Hulu is forecasting sales of close to half a billion dollars and more than a million Hulu Plus subscribers this year.
In a blog posted yesterday, CEO Jason Kilar marked the end of the first quarter with some notable figures and projections about the company's recent past and upcoming future.
The forecast of almost $500 million in sales for the year follows the first quarter in which revenue shot up around 90 percent compared with last year's initial quarter, according to Kilar. For 2010 as a whole, Hulu took in sales of $263 million.
Touting the expected rise in Hulu Plus subscribers to more than a million this year after the pay option launched last summer, Kilar said that as far as he knows, this marks the fastest start of any online video subscription service.
Of course, Hulu Plus has faced a bumpy road. Its initial $9.95 price tag, the inclusion of ads, and the limited selection compared with Netflix triggered complaints among many users. Competing against the likes of Netflix, Hulu was forced to drop the price of Hulu Plus to $7.99 in November.

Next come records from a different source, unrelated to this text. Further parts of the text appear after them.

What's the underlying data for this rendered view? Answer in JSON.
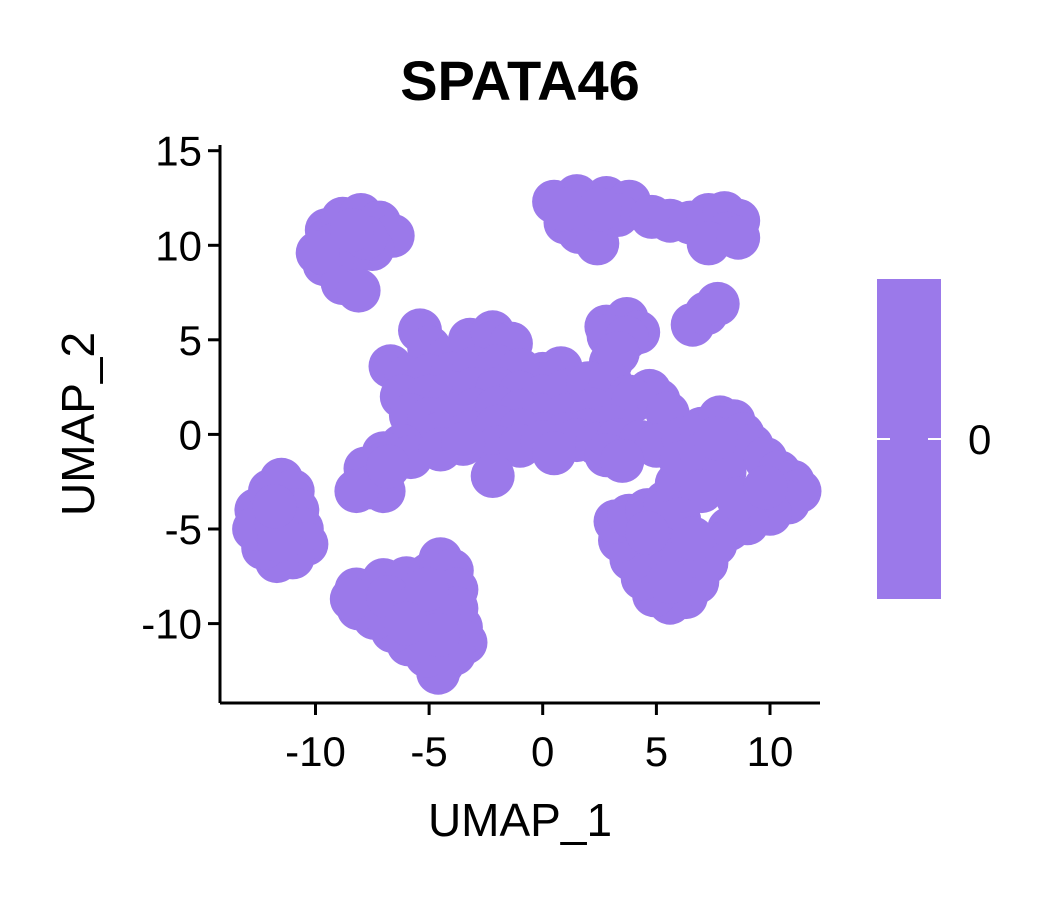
{
  "chart_data": {
    "type": "scatter",
    "title": "SPATA46",
    "xlabel": "UMAP_1",
    "ylabel": "UMAP_2",
    "xlim": [
      -14.2,
      12.2
    ],
    "ylim": [
      -14.2,
      15.3
    ],
    "x_ticks": [
      -10,
      -5,
      0,
      5,
      10
    ],
    "y_ticks": [
      15,
      10,
      5,
      0,
      -5,
      -10
    ],
    "x_tick_labels": [
      "-10",
      "-5",
      "0",
      "5",
      "10"
    ],
    "y_tick_labels": [
      "15",
      "10",
      "5",
      "0",
      "-5",
      "-10"
    ],
    "grid": false,
    "legend": {
      "type": "colorbar",
      "placement": "right",
      "labels": [
        "0"
      ],
      "color": "#9b79ea"
    },
    "point_color": "#9b79ea",
    "clusters": [
      {
        "points": [
          [
            -9.5,
            10.8
          ],
          [
            -8.8,
            11.4
          ],
          [
            -8.0,
            11.6
          ],
          [
            -7.2,
            11.2
          ],
          [
            -6.6,
            10.5
          ],
          [
            -7.5,
            9.8
          ],
          [
            -8.6,
            9.2
          ],
          [
            -9.6,
            9.0
          ],
          [
            -8.8,
            8.0
          ],
          [
            -8.1,
            7.6
          ],
          [
            -9.2,
            10.0
          ],
          [
            -7.8,
            10.4
          ],
          [
            -8.4,
            10.8
          ],
          [
            -9.9,
            9.6
          ]
        ]
      },
      {
        "points": [
          [
            0.5,
            12.3
          ],
          [
            1.5,
            12.6
          ],
          [
            2.8,
            12.5
          ],
          [
            3.8,
            12.3
          ],
          [
            2.0,
            11.5
          ],
          [
            1.0,
            11.2
          ],
          [
            1.6,
            10.7
          ],
          [
            2.4,
            10.1
          ],
          [
            3.3,
            11.6
          ],
          [
            4.8,
            11.5
          ],
          [
            5.6,
            11.3
          ],
          [
            6.5,
            11.2
          ],
          [
            7.3,
            11.6
          ],
          [
            8.0,
            11.7
          ],
          [
            8.6,
            11.3
          ],
          [
            8.1,
            10.6
          ],
          [
            7.3,
            10.1
          ],
          [
            8.6,
            10.4
          ],
          [
            0.9,
            11.9
          ],
          [
            2.5,
            11.9
          ]
        ]
      },
      {
        "points": [
          [
            6.6,
            5.8
          ],
          [
            7.2,
            6.4
          ],
          [
            7.7,
            6.9
          ]
        ]
      },
      {
        "points": [
          [
            2.8,
            5.7
          ],
          [
            3.7,
            6.1
          ],
          [
            4.2,
            5.4
          ],
          [
            3.2,
            4.8
          ],
          [
            2.9,
            5.2
          ],
          [
            3.7,
            5.1
          ],
          [
            3.0,
            3.8
          ],
          [
            2.6,
            2.8
          ],
          [
            3.3,
            4.3
          ]
        ]
      },
      {
        "points": [
          [
            -5.4,
            5.5
          ],
          [
            -5.0,
            4.6
          ],
          [
            -4.2,
            4.0
          ],
          [
            -3.2,
            5.0
          ],
          [
            -2.2,
            5.4
          ],
          [
            -1.4,
            4.8
          ],
          [
            -6.7,
            3.6
          ],
          [
            -6.0,
            3.0
          ],
          [
            -5.0,
            3.1
          ],
          [
            -4.0,
            3.2
          ],
          [
            -3.0,
            3.5
          ],
          [
            -2.0,
            3.6
          ],
          [
            -1.0,
            3.4
          ],
          [
            0.0,
            3.2
          ],
          [
            0.8,
            3.5
          ],
          [
            -6.2,
            2.0
          ],
          [
            -5.0,
            2.0
          ],
          [
            -4.0,
            2.2
          ],
          [
            -3.0,
            2.4
          ],
          [
            -2.0,
            2.4
          ],
          [
            -1.0,
            2.2
          ],
          [
            0.0,
            2.0
          ],
          [
            1.0,
            2.3
          ],
          [
            2.0,
            2.7
          ],
          [
            3.0,
            2.7
          ],
          [
            3.8,
            2.0
          ],
          [
            4.7,
            2.3
          ],
          [
            -5.8,
            1.0
          ],
          [
            -5.0,
            0.8
          ],
          [
            -4.0,
            1.0
          ],
          [
            -3.0,
            1.3
          ],
          [
            -2.0,
            1.4
          ],
          [
            -1.0,
            1.2
          ],
          [
            0.0,
            1.0
          ],
          [
            1.0,
            1.0
          ],
          [
            2.2,
            1.3
          ],
          [
            4.0,
            1.8
          ],
          [
            5.1,
            1.8
          ],
          [
            5.5,
            1.1
          ],
          [
            -4.6,
            0.0
          ],
          [
            -3.2,
            0.1
          ],
          [
            -2.0,
            0.4
          ],
          [
            -1.0,
            0.2
          ],
          [
            0.0,
            0.0
          ],
          [
            1.0,
            0.0
          ],
          [
            2.0,
            0.2
          ],
          [
            3.0,
            0.4
          ],
          [
            -6.2,
            -0.6
          ],
          [
            -7.0,
            -1.0
          ],
          [
            -5.8,
            -1.2
          ],
          [
            -4.5,
            -0.8
          ],
          [
            -2.0,
            -0.7
          ],
          [
            -1.0,
            -0.6
          ],
          [
            0.0,
            -0.4
          ],
          [
            1.5,
            -0.3
          ],
          [
            2.4,
            -0.5
          ],
          [
            3.3,
            -0.3
          ],
          [
            4.3,
            -0.4
          ],
          [
            5.0,
            -0.6
          ],
          [
            -7.8,
            -1.8
          ],
          [
            -7.6,
            -2.8
          ],
          [
            -7.0,
            -3.0
          ],
          [
            -8.2,
            -3.0
          ],
          [
            -6.8,
            -1.7
          ],
          [
            -2.2,
            -2.2
          ],
          [
            2.8,
            -1.1
          ],
          [
            3.5,
            -1.4
          ],
          [
            -3.5,
            -0.5
          ],
          [
            0.5,
            -1.0
          ]
        ]
      },
      {
        "points": [
          [
            6.2,
            -0.2
          ],
          [
            7.0,
            0.3
          ],
          [
            7.8,
            0.9
          ],
          [
            8.4,
            0.7
          ],
          [
            8.8,
            0.0
          ],
          [
            9.2,
            -0.6
          ],
          [
            9.8,
            -1.3
          ],
          [
            10.4,
            -2.0
          ],
          [
            11.0,
            -2.5
          ],
          [
            11.3,
            -3.0
          ],
          [
            10.8,
            -3.6
          ],
          [
            10.0,
            -4.2
          ],
          [
            9.0,
            -4.7
          ],
          [
            8.2,
            -5.0
          ],
          [
            7.6,
            -5.8
          ],
          [
            7.2,
            -6.8
          ],
          [
            6.8,
            -7.8
          ],
          [
            6.3,
            -8.6
          ],
          [
            5.6,
            -8.9
          ],
          [
            4.9,
            -8.5
          ],
          [
            4.4,
            -7.6
          ],
          [
            3.9,
            -6.6
          ],
          [
            3.4,
            -5.6
          ],
          [
            3.2,
            -4.6
          ],
          [
            3.8,
            -4.3
          ],
          [
            4.6,
            -4.0
          ],
          [
            5.4,
            -3.6
          ],
          [
            5.9,
            -2.6
          ],
          [
            6.1,
            -1.5
          ],
          [
            7.0,
            -1.0
          ],
          [
            8.0,
            -2.0
          ],
          [
            7.0,
            -3.0
          ],
          [
            6.0,
            -4.5
          ],
          [
            5.2,
            -6.0
          ],
          [
            6.2,
            -6.5
          ],
          [
            5.6,
            -7.8
          ],
          [
            8.6,
            -3.4
          ],
          [
            9.8,
            -2.8
          ],
          [
            7.6,
            -0.2
          ],
          [
            4.6,
            -5.2
          ],
          [
            6.6,
            -5.5
          ]
        ]
      },
      {
        "points": [
          [
            -12.6,
            -4.0
          ],
          [
            -12.0,
            -3.0
          ],
          [
            -11.5,
            -2.4
          ],
          [
            -11.0,
            -3.0
          ],
          [
            -10.8,
            -4.0
          ],
          [
            -10.6,
            -5.0
          ],
          [
            -10.4,
            -5.8
          ],
          [
            -11.0,
            -6.5
          ],
          [
            -11.7,
            -6.7
          ],
          [
            -12.3,
            -6.0
          ],
          [
            -12.7,
            -5.0
          ],
          [
            -11.7,
            -4.7
          ],
          [
            -11.6,
            -5.6
          ],
          [
            -11.8,
            -3.8
          ]
        ]
      },
      {
        "points": [
          [
            -8.2,
            -8.2
          ],
          [
            -7.0,
            -7.7
          ],
          [
            -6.0,
            -7.6
          ],
          [
            -5.0,
            -7.4
          ],
          [
            -4.5,
            -6.6
          ],
          [
            -4.0,
            -7.2
          ],
          [
            -3.8,
            -8.2
          ],
          [
            -3.8,
            -9.2
          ],
          [
            -3.6,
            -10.2
          ],
          [
            -3.4,
            -11.0
          ],
          [
            -3.9,
            -11.6
          ],
          [
            -4.4,
            -12.1
          ],
          [
            -4.6,
            -12.6
          ],
          [
            -5.1,
            -11.7
          ],
          [
            -5.9,
            -11.1
          ],
          [
            -6.6,
            -10.4
          ],
          [
            -7.4,
            -9.7
          ],
          [
            -8.1,
            -9.2
          ],
          [
            -8.4,
            -8.7
          ],
          [
            -6.8,
            -8.6
          ],
          [
            -5.6,
            -9.1
          ],
          [
            -4.6,
            -9.5
          ],
          [
            -5.1,
            -8.2
          ],
          [
            -4.6,
            -10.6
          ],
          [
            -6.0,
            -10.0
          ]
        ]
      }
    ]
  }
}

In an effort to expand its offerings, Kilar pointed out that Hulu increased its number of content partners to 264 in this year's first quarter, up from the 211 partners it had during the same time period a year ago. During that time, the company saw ups and down with its partners. Viacom broke off with Hulu early last year amid concerns that the partnership wasn't yielding enough revenue. However, a renewed deal between the two in February has since allowed Viacom shows from MTV, Comedy Central, VH1, and other cable channels to appear on Hulu and Hulu Plus.
Hulu's "content community" is expected to earn around $300 million over the course of the year, said Kilar. The service is also boasting more advertisers: 289 for the first quarter of 2011 compared with 194 in the same quarter last year.
Despite Hulu's rosy results so far this year and Kilar's positive forecast, the company and its CEO are in the midst of some challenges.
Reports have arisen about tension between Hulu and its owners, NBC Universal, Disney, and News Corp. Hulu and its parents have reportedly long disagreed over key aspects of Hulu's basic business model, such as how much content should be free. Certain content providers themselves have also reportedly complained that Hulu brings in too little revenue and disrupts their other forms of distribution. Kilar almost certainly added fuel to the fire in February with a blog post in which he criticized traditional TV advertising and distribution.